Somente em 1598, a mando do então governador geral D. Francisco de Souza, nova incursão em busca das esmeraldas foi empreendida. Foi a vez de Diogo Martins Cão, o "Mata-Negros", perambular inutilmente pela região do Rio Doce, com 50 brancos e apoio indígena. De positivo, só as escaramuças entre a expedição e os irrequietos e belicosos índios da bacia do Rio Doce, mestres na arte da emboscada. Por mais nebulosos e incompletos que fossem os relatos das expedições do final do século XVI, e ainda que a qualidade das amostras trazidas pelos exploradores não entusiasmasse, permanecia a certeza de que em algum lugar perdido entre caudais e florestas impenetráveis, no sopé de montanhas resplandecentes, ocultavam-se o ouro e as pedras preciosas. Descobrir essa riqueza era uma questão de tempo. Além de um pouco mais de sorte e da necessária ajuda divina. Em 1611, Marcos de Azeredo Coutinho, um aventureiro intrépido e de distinta família, subiu o Rio Doce com "um único companheiro de fortuna", um índio natural, segundo relatos da época, e provavelmente outros índios escravos, tendo retornado a Salvador com amostras de minerais de prata e verdadeiras esmeraldas.

O governador Gaspar de Souza tentou negociar com o desbravador a revelação do roteiro e do local dos preciosos achados, mas Azeredo Coutinho - ou por pretender nova viagem à fonte das riquezas, ou por achar pouca a recompensa oferecida (Hábito de Cristo e tença de 40$000) - nada revelou. Em silêncio, Coutinho foi metido na prisão, onde morreu sem revelar a preciosa informação. Negociar com o poder, já então como hoje, não era uma coisa fácil.

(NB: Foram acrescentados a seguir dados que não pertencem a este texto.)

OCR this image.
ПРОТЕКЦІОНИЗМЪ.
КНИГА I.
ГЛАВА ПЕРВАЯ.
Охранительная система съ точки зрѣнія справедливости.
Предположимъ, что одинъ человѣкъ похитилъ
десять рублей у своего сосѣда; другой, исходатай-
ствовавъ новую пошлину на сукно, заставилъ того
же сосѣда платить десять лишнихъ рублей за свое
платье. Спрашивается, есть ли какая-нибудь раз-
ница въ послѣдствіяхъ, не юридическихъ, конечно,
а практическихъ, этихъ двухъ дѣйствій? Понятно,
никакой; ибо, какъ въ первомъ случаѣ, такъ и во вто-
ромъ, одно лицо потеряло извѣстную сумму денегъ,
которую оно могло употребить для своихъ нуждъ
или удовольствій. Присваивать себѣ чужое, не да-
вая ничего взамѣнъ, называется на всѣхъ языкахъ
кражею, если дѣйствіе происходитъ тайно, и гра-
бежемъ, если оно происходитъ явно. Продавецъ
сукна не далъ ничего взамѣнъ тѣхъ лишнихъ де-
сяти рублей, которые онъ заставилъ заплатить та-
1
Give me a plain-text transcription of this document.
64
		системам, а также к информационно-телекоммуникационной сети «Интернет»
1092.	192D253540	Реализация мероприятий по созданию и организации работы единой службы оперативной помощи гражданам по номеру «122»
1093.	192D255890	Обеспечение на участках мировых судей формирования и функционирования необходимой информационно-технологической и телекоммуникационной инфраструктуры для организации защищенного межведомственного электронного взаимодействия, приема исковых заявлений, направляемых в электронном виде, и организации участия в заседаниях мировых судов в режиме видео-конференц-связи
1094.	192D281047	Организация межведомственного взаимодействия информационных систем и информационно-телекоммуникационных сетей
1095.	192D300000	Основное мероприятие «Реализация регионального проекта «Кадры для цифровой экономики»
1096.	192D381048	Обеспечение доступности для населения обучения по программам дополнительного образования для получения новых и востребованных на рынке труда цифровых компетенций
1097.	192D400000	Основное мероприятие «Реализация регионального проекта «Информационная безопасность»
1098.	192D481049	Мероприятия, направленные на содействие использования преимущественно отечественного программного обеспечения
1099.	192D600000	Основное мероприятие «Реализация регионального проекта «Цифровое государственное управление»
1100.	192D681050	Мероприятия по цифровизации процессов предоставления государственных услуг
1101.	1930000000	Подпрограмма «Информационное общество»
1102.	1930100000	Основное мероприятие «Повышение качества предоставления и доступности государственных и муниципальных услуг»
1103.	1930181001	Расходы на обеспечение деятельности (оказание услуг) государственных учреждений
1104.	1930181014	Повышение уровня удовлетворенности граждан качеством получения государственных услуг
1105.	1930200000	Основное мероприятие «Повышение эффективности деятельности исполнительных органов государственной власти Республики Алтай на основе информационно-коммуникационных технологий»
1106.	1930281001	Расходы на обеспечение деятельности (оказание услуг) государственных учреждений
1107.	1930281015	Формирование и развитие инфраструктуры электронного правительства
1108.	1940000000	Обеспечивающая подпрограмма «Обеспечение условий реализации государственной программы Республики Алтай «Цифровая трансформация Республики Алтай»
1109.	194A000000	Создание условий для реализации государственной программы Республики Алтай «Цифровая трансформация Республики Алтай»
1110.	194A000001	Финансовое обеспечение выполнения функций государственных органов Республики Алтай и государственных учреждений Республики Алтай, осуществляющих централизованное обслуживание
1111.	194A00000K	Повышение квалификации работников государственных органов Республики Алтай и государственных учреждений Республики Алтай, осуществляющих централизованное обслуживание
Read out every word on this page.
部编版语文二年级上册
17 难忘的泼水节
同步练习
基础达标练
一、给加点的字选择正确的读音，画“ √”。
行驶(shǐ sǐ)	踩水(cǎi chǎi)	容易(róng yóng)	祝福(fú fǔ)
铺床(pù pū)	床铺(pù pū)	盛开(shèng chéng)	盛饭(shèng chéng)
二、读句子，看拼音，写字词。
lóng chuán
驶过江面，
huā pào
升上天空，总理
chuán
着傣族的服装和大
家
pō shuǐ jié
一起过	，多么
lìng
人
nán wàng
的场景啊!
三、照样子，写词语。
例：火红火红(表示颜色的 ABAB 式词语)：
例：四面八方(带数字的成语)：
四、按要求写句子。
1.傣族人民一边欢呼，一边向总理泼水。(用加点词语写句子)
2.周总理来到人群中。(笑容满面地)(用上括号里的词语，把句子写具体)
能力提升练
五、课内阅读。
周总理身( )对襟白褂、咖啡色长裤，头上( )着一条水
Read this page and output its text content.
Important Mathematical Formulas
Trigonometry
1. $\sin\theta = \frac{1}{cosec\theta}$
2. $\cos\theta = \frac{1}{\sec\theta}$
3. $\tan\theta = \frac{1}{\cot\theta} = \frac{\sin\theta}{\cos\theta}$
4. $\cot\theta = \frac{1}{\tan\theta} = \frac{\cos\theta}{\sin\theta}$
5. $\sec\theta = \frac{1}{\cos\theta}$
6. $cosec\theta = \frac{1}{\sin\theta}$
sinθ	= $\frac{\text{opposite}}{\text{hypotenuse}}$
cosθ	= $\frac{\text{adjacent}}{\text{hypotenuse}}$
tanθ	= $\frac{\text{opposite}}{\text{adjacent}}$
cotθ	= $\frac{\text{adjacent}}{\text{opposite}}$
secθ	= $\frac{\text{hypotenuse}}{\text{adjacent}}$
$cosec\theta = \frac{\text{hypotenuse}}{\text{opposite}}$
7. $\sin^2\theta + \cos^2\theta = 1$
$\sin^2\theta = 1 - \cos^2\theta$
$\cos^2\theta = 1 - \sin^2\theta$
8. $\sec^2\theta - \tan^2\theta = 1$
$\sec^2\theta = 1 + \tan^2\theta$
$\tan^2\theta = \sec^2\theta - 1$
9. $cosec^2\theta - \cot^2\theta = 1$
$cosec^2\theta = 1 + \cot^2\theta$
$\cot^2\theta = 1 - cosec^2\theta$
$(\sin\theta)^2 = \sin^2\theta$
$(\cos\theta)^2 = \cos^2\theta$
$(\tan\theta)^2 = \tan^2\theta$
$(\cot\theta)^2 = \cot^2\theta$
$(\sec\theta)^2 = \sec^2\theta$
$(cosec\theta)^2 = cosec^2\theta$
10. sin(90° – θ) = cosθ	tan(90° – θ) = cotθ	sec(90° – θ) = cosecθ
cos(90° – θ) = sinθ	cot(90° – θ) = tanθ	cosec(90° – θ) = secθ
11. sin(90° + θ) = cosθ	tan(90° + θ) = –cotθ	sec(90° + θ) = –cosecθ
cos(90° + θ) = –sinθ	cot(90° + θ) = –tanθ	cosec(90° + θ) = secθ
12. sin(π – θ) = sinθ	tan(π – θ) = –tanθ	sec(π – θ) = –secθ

Por volta de 1634, os jesuítas - "com dívidas que se elevavam a cento e cincoenta mil cruzados" - fizeram uma pausa na evangelização e tornaram-se mais pragmáticos, confiando em que a providência divina não só lhes absolvesse a ambição como também os ajudasse a encontrar a Serra das Esmeraldas. Já era conhecido o fracasso de duas expedições jesuíticas feitas em 1621 e 1624 pelo padre João Martins, a primeira com o sertanista João Fernandes Gato e a outra com o padre Antônio Bellavia. Esses insucessos, entretanto, não desanimaram Inácio de Siqueira. Em 1634, o jesuíta pediu licença ao governador Diogo Luis de Oliveira para aventurar-se em busca das esmeraldas e, com um bom guia, partiu sertão adentro. Assim como foram, voltaram, apenas com "algumas pedras escuras, cheias de jaça" e muitas dívidas acumuladas.

O segredo que Marcos de Azeredo Coutinho levara para o túmulo continuava aguçando a curiosidade dos governantes. Na esperança de que, talvez, o pai tivesse revelado o local de suas descobertas aos filhos, Antônio e Domingos de Azeredo Coutinho, o próprio monarca convidou-os para organizar uma expedição. Os filhos de Azeredo Coutinho não só aceitaram imediatamente como se ofereceram para custear a jornada, certos de serem os únicos encarregados da diligência. Não foi bem assim.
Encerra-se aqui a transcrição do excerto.